Points demonstrated by the above examples:

  • There are no implicit start-of-string or end-of-string anchors; please use ^ and/or $ explicitly.

  • Miller regexes are wrapped with double quotes rather than slashes.

  • The i after the ending double quote indicates a case-insensitive regex.

  • Capture groups are wrapped with (...) rather than \(...\); use \( and \) to match against parentheses.

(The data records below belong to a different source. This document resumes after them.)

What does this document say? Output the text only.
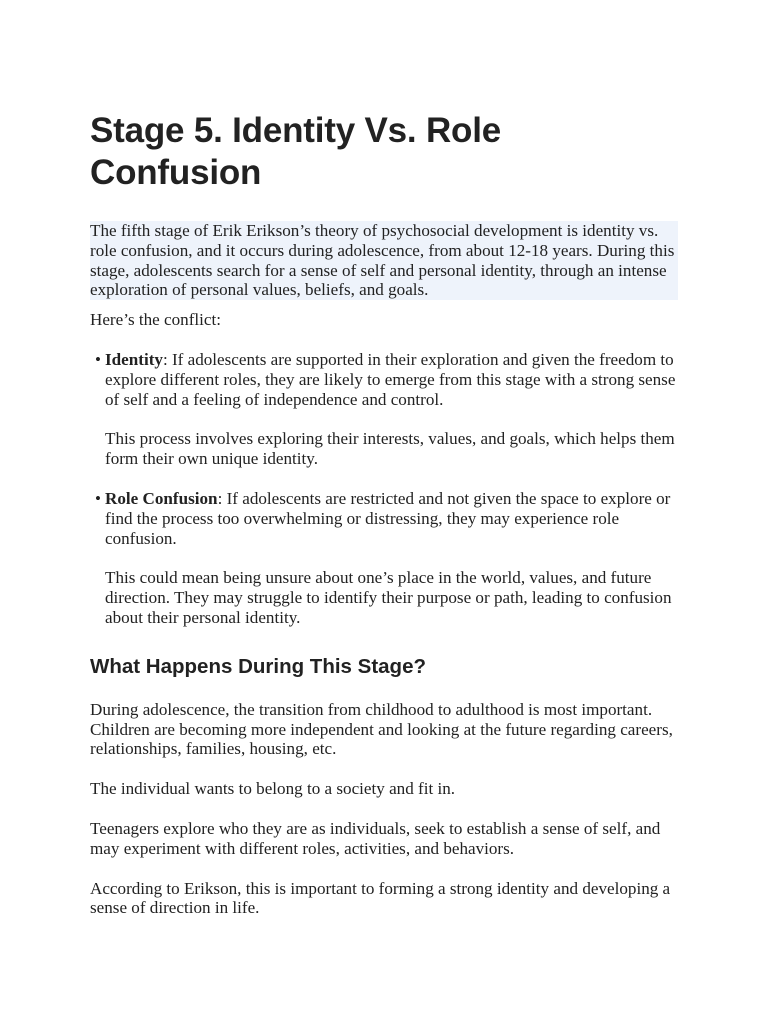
Stage 5. Identity Vs. Role Confusion

The fifth stage of Erik Erikson’s theory of psychosocial development is identity vs. role confusion, and it occurs during adolescence, from about 12-18 years. During this stage, adolescents search for a sense of self and personal identity, through an intense exploration of personal values, beliefs, and goals.

Here’s the conflict:

• Identity: If adolescents are supported in their exploration and given the freedom to explore different roles, they are likely to emerge from this stage with a strong sense of self and a feeling of independence and control.

This process involves exploring their interests, values, and goals, which helps them form their own unique identity.

• Role Confusion: If adolescents are restricted and not given the space to explore or find the process too overwhelming or distressing, they may experience role confusion.

This could mean being unsure about one’s place in the world, values, and future direction. They may struggle to identify their purpose or path, leading to confusion about their personal identity.

What Happens During This Stage?

During adolescence, the transition from childhood to adulthood is most important. Children are becoming more independent and looking at the future regarding careers, relationships, families, housing, etc.

The individual wants to belong to a society and fit in.

Teenagers explore who they are as individuals, seek to establish a sense of self, and may experiment with different roles, activities, and behaviors.

According to Erikson, this is important to forming a strong identity and developing a sense of direction in life.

cat data/regex-in-data.dat
mlr filter '$name =~ $regex' data/regex-in-data.dat

Regex captures

Regex captures of the form \0 through \9 are supported as

  • Captures have in-function context for sub and gsub. For example, the first \1,\2 pair belong to the first sub and the second \1,\2 pair belong to the second sub:
mlr put '$b = sub($a, "(..)_(...)", "\2-\1"); $c = sub($a, "(..)_(.)(..)", ":\1:\2:\3")'
  • Captures endure for the entirety of a put for the =~ and !=~ operators. For example, here the \1,\2 are set by the =~ operator and are used by both subsequent assignment statements:
mlr put '$a =~ "(..)_(....); $b = "left_\1"; $c = "right_\2"'
  • The captures are not retained across multiple puts. For example, here the \1,\2 won't be expanded from the regex capture:
mlr put '$a =~ "(..)_(....)' then {... something else ...} then put '$b = "left_\1"; $c = "right_\2"'
  • Up to nine matches are supported: \1 through \9, while \0 is the entire match string; \15 is treated as \1 followed by an unrelated 5.